The facility nor the location has attracted filmmakers or television production. The other $1.5 million sought from the state would be used for a variety of capital improvements to make the facility more user-friendly to filmmakers. “The additional 1.5 million could help pay for technology to support film editing and other post production work, to enhance the soundstage, or similar purposes”, Fisher said. The facility will be rebranded the Greater Syracuse Soundstage. County officials want to emphasize that the soundstage is a “qualified production facility” that allows filmmakers who use it to claim New York’s lucrative film tax credit.

To much fanfare Andy announced in March 2014 that the state would build the facility and that it would create 350 new jobs and bring “Hollywood . . . to Onondaga.” Construction ultimately cost $14.4 million. The results? Virtually zero jobs and 18+ million dollars of our money wasted – or in Hollywood lingo, a flop.

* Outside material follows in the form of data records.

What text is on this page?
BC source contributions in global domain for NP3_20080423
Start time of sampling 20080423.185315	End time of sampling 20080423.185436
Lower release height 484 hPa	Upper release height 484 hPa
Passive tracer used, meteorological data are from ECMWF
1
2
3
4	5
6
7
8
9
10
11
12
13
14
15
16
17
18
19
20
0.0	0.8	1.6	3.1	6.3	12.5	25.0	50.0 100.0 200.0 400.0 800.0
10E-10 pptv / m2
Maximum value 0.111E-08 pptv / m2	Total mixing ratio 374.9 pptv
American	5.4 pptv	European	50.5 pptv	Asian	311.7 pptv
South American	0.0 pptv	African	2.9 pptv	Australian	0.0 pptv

Andy did not bother to inquire of production companies, crew members, networks or film companies if a location 41/2 hours away from NYC would be a convenient or enticing spot to film. Since a precious few skilled crew members, execs, directors etc. live anywhere near Syracuse, the costs of shooting there go way up due to travel and lodging costs. Why shoot in Syracuse when – if you are filming in NYS at all – you can shoot in Queens, Brooklyn, Manhattan, The Bronx, Westchester and Rockland.

Forget NYC which dominates production. Lets just see what was shot in Westchester (among others) in the last 18 months:Billions,Quantico, Law & Order: SVU, Unforgettable Kimmy Schmidt, The Post, Madam Secretary, You, Orange is the New Black, Sneaky Pete, The Path, The Americans, The Sinner, The Irishman, Blacklist, Blindspot and many others.

So Mr. Cuomo why oh why would a production using talent living downstate or out of state shoot in an indoor Syracuse, NY facility when they can shoot in NYC or nearby, convenient to talent, craft services with a buffet of outdoor and indoor locations suited for the script? Elementary shoots in Brooklyn – a lot. There is no Brooklyn in Syracuse. The Sinner (2018) used the town of Purchase to portray a small town which as per the script was located north west of – you guessed it – Syracuse, NY. A White Plains building was used to portray a DC press room. No reason to try to find locations in/near Syracuse when they are in NYC, Westchester, Rockland and LI (dear departed “Keven Can Wait”.

Andy knows nothing about business. Just like his selection of casino sites, he eschews the opinions of people in the industries in which he bets our tax money. He bets, we lose.